I enjoyed hearing my friend Harper claim that “Big Data is Bullshit”. I remember meeting with him as he worked with me and other silicon valley tech CEOs asking for techniques to deal with the large databases of voter and donors the Obama campaign was dealing with. Even then I thought that many of the proposed solutions were overkill for the actual size of the data sets he was dealing with. It’s sexier to advise someone to use MongoDB or Hadoop than to tell them their problem can be solved with a few lines of python. So I’m not surprised that he feels like “Big Data” is a bunch of BS.
In the last few years, I’ve watched the criteria for calling something big data drop dramatically to the point where people who have a data set with more rows than will fit on their monitor at once tell me they’re working with “Big Data”.
The confusion comes from the fact that like atoms, there are really three different phases of data each with its own set of tools and problems.

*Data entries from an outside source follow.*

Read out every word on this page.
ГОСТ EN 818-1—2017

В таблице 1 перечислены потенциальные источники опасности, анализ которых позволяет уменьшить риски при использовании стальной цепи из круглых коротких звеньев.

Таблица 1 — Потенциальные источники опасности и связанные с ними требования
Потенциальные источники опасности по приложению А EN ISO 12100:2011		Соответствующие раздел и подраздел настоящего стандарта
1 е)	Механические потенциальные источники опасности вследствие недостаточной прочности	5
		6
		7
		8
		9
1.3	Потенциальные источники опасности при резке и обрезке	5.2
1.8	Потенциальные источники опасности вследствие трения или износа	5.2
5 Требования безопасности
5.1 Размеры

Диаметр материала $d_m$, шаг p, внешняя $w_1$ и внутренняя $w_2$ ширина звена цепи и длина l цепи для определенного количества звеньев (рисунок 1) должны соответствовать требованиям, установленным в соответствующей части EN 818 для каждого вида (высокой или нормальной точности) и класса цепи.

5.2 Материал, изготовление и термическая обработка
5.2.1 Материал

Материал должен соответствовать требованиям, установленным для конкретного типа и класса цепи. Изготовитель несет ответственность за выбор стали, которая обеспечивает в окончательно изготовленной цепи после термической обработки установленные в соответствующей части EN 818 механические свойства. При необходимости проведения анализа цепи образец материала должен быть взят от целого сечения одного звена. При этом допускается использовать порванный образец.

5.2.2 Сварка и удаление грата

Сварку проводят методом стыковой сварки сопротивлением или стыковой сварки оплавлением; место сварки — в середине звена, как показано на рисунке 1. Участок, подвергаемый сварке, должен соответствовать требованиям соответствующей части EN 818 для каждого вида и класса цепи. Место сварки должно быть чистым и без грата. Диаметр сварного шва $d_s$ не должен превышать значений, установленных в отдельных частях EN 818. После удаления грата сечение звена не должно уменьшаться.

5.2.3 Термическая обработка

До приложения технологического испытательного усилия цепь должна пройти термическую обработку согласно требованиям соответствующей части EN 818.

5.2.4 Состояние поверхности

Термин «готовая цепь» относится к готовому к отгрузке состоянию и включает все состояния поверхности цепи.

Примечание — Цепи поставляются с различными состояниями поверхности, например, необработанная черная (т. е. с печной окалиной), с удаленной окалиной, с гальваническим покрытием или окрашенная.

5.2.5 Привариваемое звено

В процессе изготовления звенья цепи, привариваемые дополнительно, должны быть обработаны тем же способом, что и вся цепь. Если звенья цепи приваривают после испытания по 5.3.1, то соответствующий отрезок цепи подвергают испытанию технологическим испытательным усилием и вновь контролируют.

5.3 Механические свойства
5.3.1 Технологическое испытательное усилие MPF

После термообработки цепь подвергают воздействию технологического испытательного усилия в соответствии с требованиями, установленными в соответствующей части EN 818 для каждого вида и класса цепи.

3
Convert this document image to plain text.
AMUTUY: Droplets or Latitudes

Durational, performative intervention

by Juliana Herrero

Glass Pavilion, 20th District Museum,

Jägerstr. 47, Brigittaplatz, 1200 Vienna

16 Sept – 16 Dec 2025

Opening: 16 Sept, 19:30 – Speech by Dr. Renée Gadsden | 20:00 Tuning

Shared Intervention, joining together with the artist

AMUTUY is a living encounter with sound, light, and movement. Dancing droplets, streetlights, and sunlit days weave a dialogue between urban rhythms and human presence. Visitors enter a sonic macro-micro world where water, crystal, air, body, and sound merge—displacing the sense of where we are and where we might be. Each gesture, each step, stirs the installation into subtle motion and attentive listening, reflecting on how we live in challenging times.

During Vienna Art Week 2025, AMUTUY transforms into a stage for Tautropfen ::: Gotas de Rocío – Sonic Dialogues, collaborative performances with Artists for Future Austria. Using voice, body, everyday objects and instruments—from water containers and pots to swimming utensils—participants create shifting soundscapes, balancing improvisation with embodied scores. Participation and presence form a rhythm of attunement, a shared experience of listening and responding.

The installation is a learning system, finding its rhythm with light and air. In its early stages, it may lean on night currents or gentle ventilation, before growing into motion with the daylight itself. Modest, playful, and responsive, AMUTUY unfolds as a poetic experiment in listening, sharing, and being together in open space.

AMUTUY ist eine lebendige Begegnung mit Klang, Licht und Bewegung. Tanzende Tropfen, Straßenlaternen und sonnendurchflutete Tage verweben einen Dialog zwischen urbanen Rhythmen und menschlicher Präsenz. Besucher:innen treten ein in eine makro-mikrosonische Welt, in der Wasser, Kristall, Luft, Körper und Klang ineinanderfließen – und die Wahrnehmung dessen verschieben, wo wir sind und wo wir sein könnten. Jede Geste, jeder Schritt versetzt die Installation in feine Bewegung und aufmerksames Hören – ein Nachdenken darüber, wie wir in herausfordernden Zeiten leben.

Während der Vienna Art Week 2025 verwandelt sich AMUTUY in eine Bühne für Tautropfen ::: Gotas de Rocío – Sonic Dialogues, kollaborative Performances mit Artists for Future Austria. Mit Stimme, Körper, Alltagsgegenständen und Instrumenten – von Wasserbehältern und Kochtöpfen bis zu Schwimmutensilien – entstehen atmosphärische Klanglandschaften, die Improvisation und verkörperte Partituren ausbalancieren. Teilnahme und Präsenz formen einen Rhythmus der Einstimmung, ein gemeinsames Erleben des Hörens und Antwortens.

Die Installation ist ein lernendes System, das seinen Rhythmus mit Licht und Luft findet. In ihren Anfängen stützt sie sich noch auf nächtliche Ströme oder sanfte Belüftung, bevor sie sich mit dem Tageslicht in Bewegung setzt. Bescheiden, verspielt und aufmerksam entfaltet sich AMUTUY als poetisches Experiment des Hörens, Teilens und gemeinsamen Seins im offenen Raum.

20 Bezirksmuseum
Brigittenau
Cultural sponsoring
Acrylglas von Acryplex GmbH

Using the wrong set of tools for your size of data leads to an enormous waste of time and money.
Level 1: Under 20,000 Rows. “Data Sets That Can Be Opened In Excel”
Everyone loves to complain about Excel, but it’s a great tool. The graphs are a little ugly and the statistical tests are a little strange but being able to see and manipulate your data in an unstructured way is amazing. At this size you can scan through your data by hand and eyeball outliers. This is an amazing thing! Don’t give it up.
I’ve worked with many data scientists who immediately load small data sets into R, generate summary reports and miss obvious effects that are instantly apparent when looking at the actual data. Also, pivot tables are an awesome way to interactively explore data sets of this size.
That said, I think there’s room for a much better tool. If excel would add a few features like a sensible way to make a graph with error bars or someone would add a user-friendly GUI-based data exploration interface to R, people could work much more efficiently at this scale.
Level 2: Under 2,000,000 Rows. “Data Sets That Fit Into RAM on a Single Machine”
If your data fits into memory on a single machine, there’s no need to use new-fangled tools like NoSQL databases or Hadoop. This is a size that wouldn’t traditionally be called “Big Data”. But if you’re not a programmer, you are going to have a really hard time working on data sets at this scale. If you’re data is already in a perfect format, SPSS and Stata are supposed to make your life easy, but I think there is a huge hole in the market for something that helps non-technical people manipulate data sets of this size. Open Refine (formerly Google Refine) looks promising but has a long way to go.
The mistake I see a lot of companies make with data sets of this scale is to start throwing Hadoop and NoSQL databases at the problem. At this scale, a reasonably configured MySQL or Postgres database is going to be just fine and make your life a lot easier. Remember that the 2,000,000 or so row limit of this stage goes up every year as computers get more and more RAM, so even if your quantity of data is doubling every 18 months, you may be able to stay at this stage forever, and if you can avoid going to level 3, you will be glad you did!
Level 3: Above 2,000,000 Rows. “A World of Pain”
Once your data doesn’t comfortably fit into memory on a single machine, things are going to get much harder. This is where the “Big Data” tools start to make sense and where you want to hire specialized people to set them up and run them. Having run a Hadoop cluster in the early days of Powerset and dealt with data sets of this type at Stanford and Yahoo, I try to stay away from this size at all costs and I try to get my data out of this stage as fast as I can. Everything is trickier here, it’s hard to compute averages and look at what kinds of outliers you might have and it’s easy to make dumb mistakes that would be obvious at smaller scales.
One great and underused technique at this scale is sampling. For most things that you want to do with data, 100,000 randomly selected rows is as good as 10,000,000 rows and working at R or SPSS scale allows for a much faster analysis cycle.